AI language models are really good at writing text that sounds natural, but they sometimes make up false information. It's hard to catch these mistakes because having humans check everything the AI says is slow and expensive. We need a better way to find and understand these AI hallucinations.
What's the solution?
The researchers created HALoGEN, which is like a big test for AI. It has over 10,000 questions covering different topics like programming and science. HALoGEN also includes smart checkers that can automatically break down what the AI says and check each part against reliable information. They used HALoGEN to test 14 different AI models, looking at about 150,000 AI-generated responses. They also came up with a new way to classify different types of AI mistakes based on where the errors might come from.
Why it matters?
This matters because as AI becomes more common in our lives, we need to be able to trust what it tells us. HALoGEN gives researchers a powerful tool to study why AI makes things up and how often it happens. This could help make AI more reliable and trustworthy in the future. It's especially important for areas where accuracy is crucial, like in science or when AI is used to help make important decisions.
Abstract
Despite their impressive ability to generate high-quality and fluent text, generative large language models (LLMs) also produce hallucinations: statements that are misaligned with established world knowledge or provided input context.

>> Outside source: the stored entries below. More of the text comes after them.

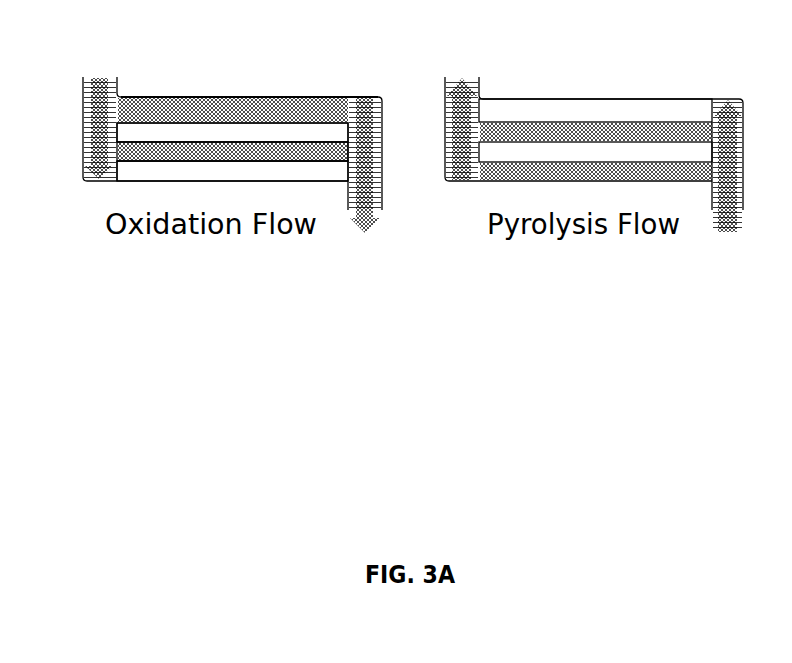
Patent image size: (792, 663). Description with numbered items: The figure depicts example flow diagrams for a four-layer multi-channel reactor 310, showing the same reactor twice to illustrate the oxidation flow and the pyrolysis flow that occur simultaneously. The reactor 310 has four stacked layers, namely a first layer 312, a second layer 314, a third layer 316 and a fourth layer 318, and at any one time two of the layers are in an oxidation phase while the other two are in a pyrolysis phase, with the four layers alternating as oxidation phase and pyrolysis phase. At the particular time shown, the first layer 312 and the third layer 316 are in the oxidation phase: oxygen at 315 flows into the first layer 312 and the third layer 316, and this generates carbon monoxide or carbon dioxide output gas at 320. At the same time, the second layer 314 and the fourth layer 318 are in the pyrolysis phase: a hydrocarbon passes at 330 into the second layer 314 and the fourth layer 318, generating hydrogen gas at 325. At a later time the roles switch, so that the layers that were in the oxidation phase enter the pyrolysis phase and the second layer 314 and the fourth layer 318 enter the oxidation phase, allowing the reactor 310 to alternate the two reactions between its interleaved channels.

The reactor 310 is at (198, 84).
The layer 1 312 is at (263, 97).
The layer 2 314 is at (290, 133).
The layer 3 316 is at (325, 162).
The layer 4 318 is at (345, 168).
The oxygen inflow 315 is at (96, 53).
The CO or CO2 output gas 320 is at (363, 258).
The H2 output 325 is at (459, 52).
The hydrocarbon inflow 330 is at (730, 232).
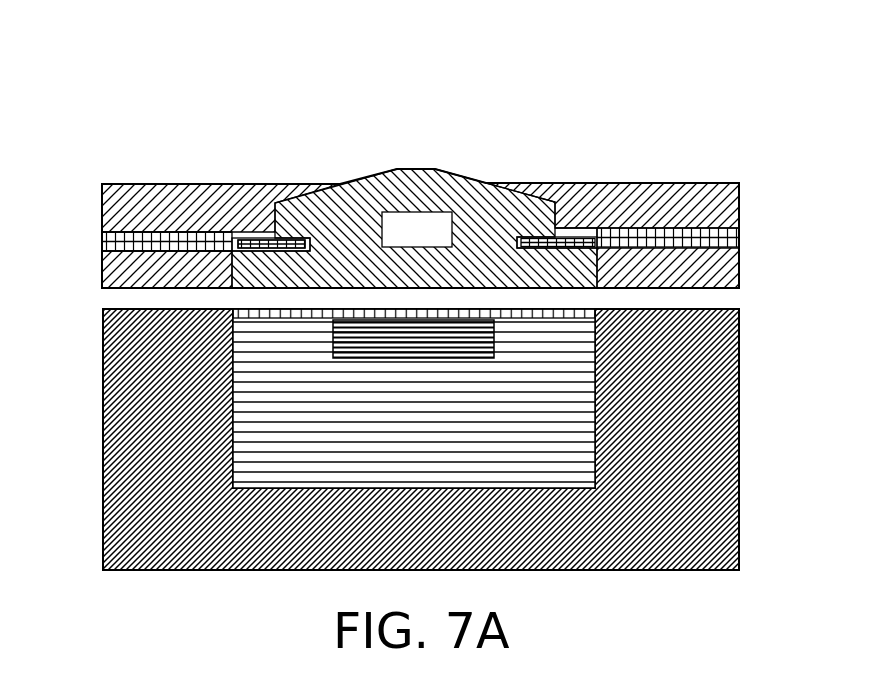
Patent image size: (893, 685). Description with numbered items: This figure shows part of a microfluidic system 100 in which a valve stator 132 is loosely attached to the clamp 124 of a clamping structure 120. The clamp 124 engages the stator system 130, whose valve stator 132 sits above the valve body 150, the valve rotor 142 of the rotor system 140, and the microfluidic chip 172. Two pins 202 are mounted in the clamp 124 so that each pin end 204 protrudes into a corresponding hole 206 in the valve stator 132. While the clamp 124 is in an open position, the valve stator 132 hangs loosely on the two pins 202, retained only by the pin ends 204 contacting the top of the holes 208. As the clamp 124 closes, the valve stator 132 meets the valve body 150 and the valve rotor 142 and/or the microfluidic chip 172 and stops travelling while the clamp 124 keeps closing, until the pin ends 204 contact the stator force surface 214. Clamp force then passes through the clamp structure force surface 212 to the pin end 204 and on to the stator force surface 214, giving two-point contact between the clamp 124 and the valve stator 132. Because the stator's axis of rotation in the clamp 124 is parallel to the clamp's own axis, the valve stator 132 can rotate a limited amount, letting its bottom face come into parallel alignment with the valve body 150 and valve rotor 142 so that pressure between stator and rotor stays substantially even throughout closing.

The microfluidic system 100 is at (118, 60).
The clamping structure 120 is at (260, 143).
The clamp 124 is at (295, 233).
The stator system 130 is at (364, 88).
The valve stator 132 is at (397, 242).
The rotor system 140 is at (511, 460).
The valve rotor 142 is at (437, 361).
The valve body 150 is at (638, 520).
The microfluidic chip 172 is at (463, 305).
The pins 202 is at (133, 232).
The pin end 204 is at (535, 235).
The hole 206 is at (535, 255).
The holes 208 is at (291, 184).
The clamp structure force surface 212 is at (258, 233).
The stator force surface 214 is at (253, 253).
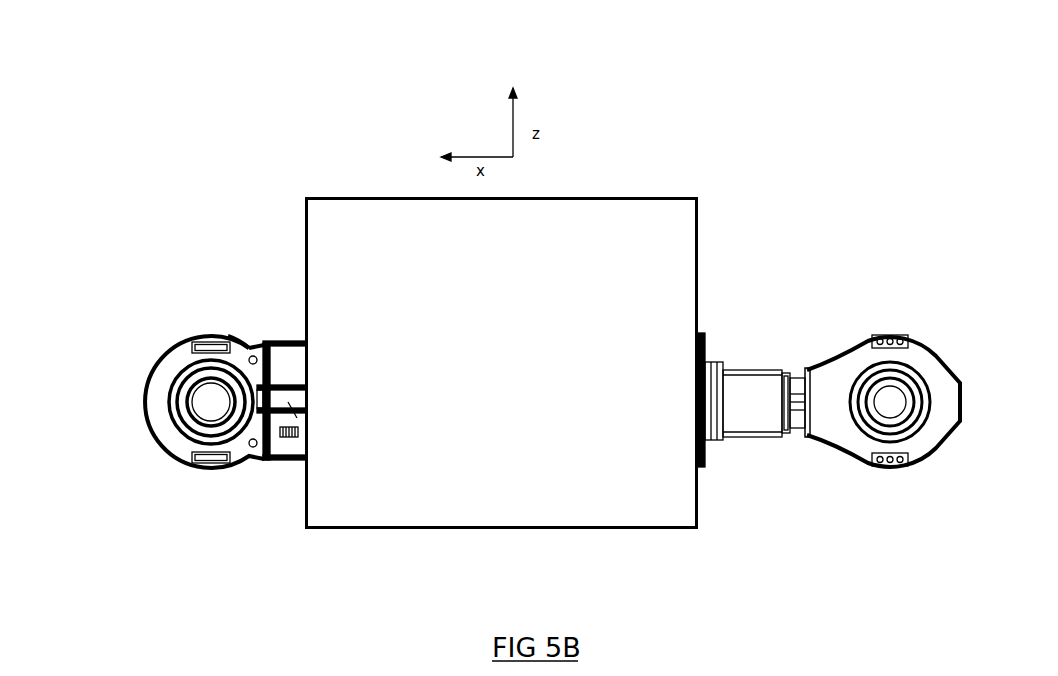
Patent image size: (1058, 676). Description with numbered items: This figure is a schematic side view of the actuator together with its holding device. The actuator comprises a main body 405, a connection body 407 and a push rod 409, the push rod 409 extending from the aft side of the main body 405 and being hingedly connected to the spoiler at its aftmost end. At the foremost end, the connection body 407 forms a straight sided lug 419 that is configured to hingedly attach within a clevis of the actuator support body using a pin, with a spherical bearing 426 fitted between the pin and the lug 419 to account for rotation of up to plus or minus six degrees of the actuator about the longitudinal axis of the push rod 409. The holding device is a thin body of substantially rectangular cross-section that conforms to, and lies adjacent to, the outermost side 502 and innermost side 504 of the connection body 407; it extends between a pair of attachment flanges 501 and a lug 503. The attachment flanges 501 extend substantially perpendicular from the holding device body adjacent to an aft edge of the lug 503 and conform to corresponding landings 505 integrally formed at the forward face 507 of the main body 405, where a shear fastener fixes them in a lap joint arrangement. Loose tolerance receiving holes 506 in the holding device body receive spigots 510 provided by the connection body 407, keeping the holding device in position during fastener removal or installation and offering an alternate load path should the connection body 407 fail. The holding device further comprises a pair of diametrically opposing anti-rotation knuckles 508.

The main body 405 is at (598, 250).
The push rod 409 is at (773, 390).
The lug 419 is at (177, 402).
The spherical bearing 426 is at (163, 432).
The attachment flange 501 is at (258, 385).
The outermost side 502 is at (300, 452).
The lug 503 is at (183, 357).
The innermost side 504 is at (228, 334).
The landing 505 is at (298, 341).
The loose tolerance receiving hole 506 is at (253, 446).
The forward face 507 is at (300, 257).
The anti-rotation knuckle 508 is at (197, 466).
The spigot 510 is at (217, 462).
The connection body 407 is at (278, 457).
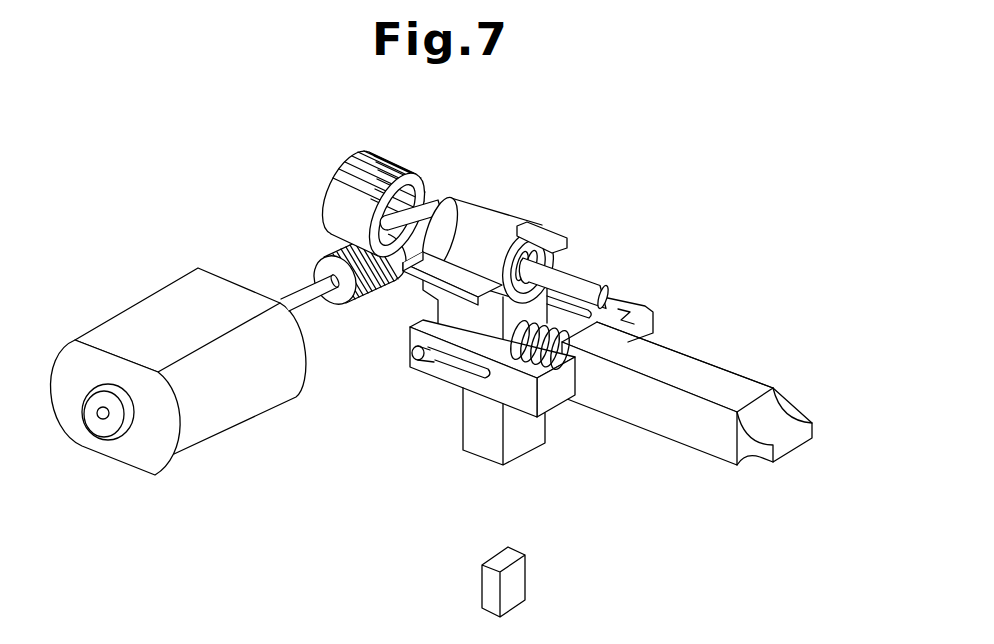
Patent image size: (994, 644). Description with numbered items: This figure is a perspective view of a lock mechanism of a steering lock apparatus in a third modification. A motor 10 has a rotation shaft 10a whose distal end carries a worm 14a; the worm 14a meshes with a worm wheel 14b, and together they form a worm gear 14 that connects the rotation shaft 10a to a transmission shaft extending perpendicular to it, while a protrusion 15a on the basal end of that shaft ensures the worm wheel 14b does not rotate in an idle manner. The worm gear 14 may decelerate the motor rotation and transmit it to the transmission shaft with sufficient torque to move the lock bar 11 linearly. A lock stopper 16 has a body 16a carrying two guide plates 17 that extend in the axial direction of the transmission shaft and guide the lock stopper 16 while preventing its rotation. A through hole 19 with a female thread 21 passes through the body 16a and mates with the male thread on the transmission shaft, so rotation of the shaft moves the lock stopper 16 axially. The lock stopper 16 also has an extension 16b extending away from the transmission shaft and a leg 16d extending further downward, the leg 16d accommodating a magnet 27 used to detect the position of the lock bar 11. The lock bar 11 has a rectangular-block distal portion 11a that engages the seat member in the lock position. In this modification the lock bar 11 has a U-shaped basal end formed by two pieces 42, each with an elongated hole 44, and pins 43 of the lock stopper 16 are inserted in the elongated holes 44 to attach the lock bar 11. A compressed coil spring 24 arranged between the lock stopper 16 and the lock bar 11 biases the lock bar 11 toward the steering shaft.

The motor 10 is at (137, 302).
The rotation shaft 10a is at (298, 297).
The lock bar 11 is at (748, 377).
The distal portion 11a is at (720, 362).
The worm gear 14 is at (318, 227).
The worm 14a is at (310, 260).
The worm wheel 14b is at (318, 198).
The protrusion 15a is at (413, 200).
The lock stopper 16 is at (530, 370).
The body 16a is at (477, 200).
The extension 16b is at (462, 420).
The leg 16d is at (462, 440).
The guide plates 17 is at (557, 228).
The through hole 19 is at (530, 228).
The female thread 21 is at (552, 252).
The coil spring 24 is at (577, 377).
The magnet 27 is at (527, 580).
The pieces 42 is at (643, 303).
The pins 43 is at (412, 355).
The elongated hole 44 is at (603, 292).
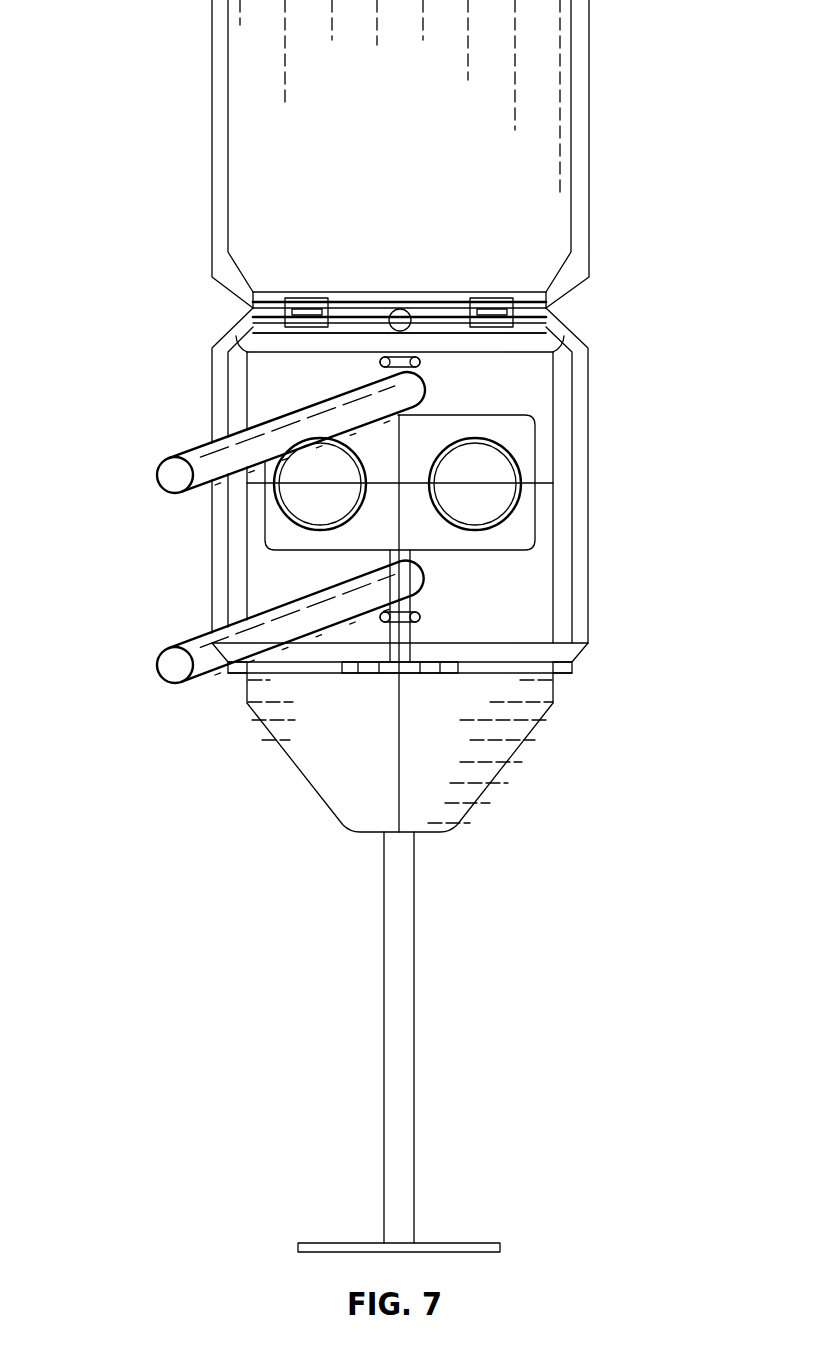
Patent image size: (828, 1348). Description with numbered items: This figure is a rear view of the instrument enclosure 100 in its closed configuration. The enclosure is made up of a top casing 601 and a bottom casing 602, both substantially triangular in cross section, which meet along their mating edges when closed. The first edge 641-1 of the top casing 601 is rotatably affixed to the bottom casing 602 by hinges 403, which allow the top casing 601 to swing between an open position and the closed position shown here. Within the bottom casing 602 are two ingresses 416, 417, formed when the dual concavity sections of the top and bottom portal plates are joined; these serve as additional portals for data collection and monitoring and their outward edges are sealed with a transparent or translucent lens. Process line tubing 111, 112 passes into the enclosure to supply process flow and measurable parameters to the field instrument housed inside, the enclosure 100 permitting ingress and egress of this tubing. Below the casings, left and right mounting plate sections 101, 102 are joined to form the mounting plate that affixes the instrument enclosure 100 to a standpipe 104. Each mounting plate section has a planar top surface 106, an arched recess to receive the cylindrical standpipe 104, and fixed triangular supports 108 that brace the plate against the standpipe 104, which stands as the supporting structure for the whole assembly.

The top casing 601 is at (179, 104).
The bottom casing 602 is at (190, 430).
The first edge of top casing 641-1 is at (440, 303).
The hinges 403 is at (308, 298).
The process line tubing 111 is at (423, 392).
The process line tubing 112 is at (420, 578).
The planar top surface 106 is at (378, 368).
The ingress 416 is at (503, 473).
The ingress 417 is at (300, 492).
The instrument enclosure 100 is at (200, 698).
The left mounting plate section 101 is at (237, 675).
The right mounting plate section 102 is at (572, 668).
The fixed triangular supports 108 is at (347, 795).
The standpipe 104 is at (405, 1145).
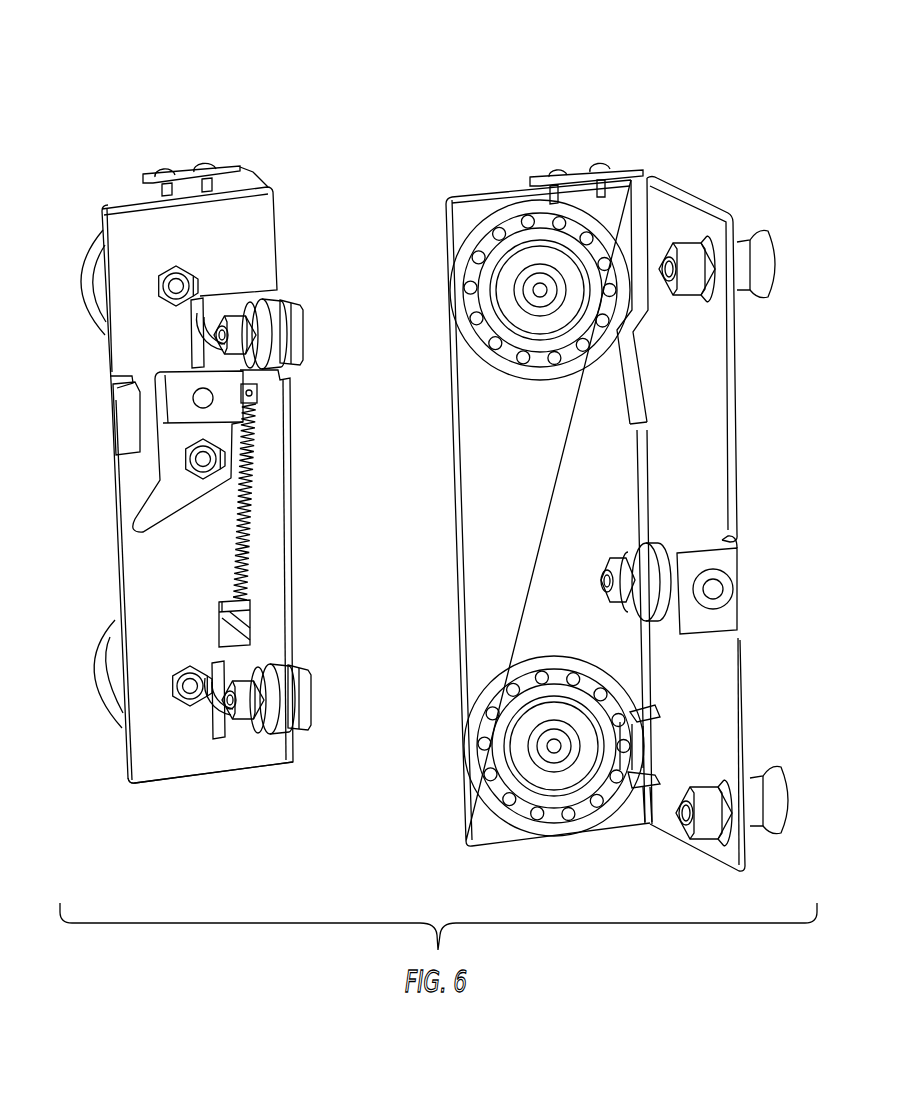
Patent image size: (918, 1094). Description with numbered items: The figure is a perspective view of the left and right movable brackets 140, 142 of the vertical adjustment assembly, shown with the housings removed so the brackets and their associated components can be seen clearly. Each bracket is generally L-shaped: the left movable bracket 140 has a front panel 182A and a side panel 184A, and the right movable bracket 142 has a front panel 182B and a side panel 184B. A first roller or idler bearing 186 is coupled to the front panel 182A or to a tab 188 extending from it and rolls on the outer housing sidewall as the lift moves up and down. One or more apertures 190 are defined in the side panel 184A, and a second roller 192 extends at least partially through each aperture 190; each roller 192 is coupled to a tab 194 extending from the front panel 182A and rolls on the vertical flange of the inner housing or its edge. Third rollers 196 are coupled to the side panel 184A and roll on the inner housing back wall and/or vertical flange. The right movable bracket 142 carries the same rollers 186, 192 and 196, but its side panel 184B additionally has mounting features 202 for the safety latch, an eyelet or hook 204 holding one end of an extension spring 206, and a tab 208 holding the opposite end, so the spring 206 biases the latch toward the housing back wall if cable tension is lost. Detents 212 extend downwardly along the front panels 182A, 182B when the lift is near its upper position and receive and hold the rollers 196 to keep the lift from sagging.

The left movable bracket 140 is at (637, 466).
The right movable bracket 142 is at (377, 468).
The front panel 182A is at (738, 446).
The front panel 182B is at (261, 174).
The side panel 184A is at (550, 838).
The side panel 184B is at (157, 763).
The first roller 186 is at (653, 538).
The tab 188 is at (722, 619).
The aperture 190 is at (234, 742).
The second roller 192 is at (263, 313).
The tab 194 is at (307, 700).
The third roller 196 is at (84, 288).
The mounting feature 202 is at (178, 463).
The eyelet or hook 204 is at (258, 395).
The extension spring 206 is at (253, 456).
The tab 208 is at (250, 609).
The detent 212 is at (189, 165).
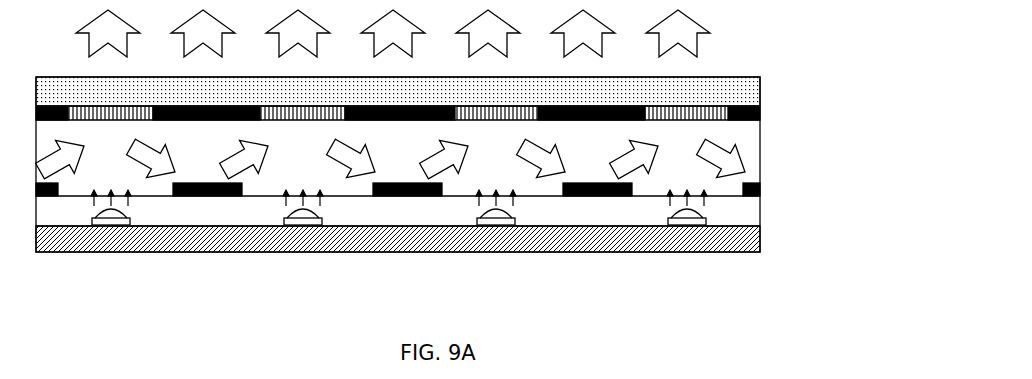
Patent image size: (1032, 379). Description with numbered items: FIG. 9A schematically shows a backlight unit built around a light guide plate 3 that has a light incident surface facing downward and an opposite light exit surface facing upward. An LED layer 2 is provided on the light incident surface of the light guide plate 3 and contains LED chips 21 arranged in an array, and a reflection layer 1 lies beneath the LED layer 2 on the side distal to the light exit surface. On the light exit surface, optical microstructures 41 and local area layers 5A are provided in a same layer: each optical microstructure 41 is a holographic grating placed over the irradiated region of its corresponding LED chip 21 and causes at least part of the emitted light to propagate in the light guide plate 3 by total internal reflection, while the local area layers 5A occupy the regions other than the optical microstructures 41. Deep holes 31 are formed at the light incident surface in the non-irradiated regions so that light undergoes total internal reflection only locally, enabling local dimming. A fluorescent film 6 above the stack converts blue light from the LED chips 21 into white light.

The reflection layer 1 is at (748, 242).
The LED layer 2 is at (717, 213).
The LED chip 21 is at (687, 222).
The light guide plate 3 is at (444, 258).
The deep hole 31 is at (203, 196).
The optical microstructure 41 is at (703, 120).
The local area layer 5A is at (753, 119).
The fluorescent film 6 is at (747, 99).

However, measuring hallucination can be challenging, as having humans verify model generations on-the-fly is both expensive and time-consuming. In this work, we release HALoGEN, a comprehensive hallucination benchmark consisting of: (1) 10,923 prompts for generative models spanning nine domains including programming, scientific attribution, and summarization, and (2) automatic high-precision verifiers for each use case that decompose LLM generations into atomic units, and verify each unit against a high-quality knowledge source. We use this framework to evaluate ~150,000 generations from 14 language models, finding that even the best-performing models are riddled with hallucinations (sometimes up to 86% of generated atomic facts depending on the domain). We further define a novel error classification for LLM hallucinations based on whether they likely stem from incorrect recollection of training data (Type A errors), or incorrect knowledge in training data (Type B errors), or are fabrication (Type C errors). We hope our framework provides a foundation to enable the principled study of why generative models hallucinate, and advances the development of trustworthy large language models.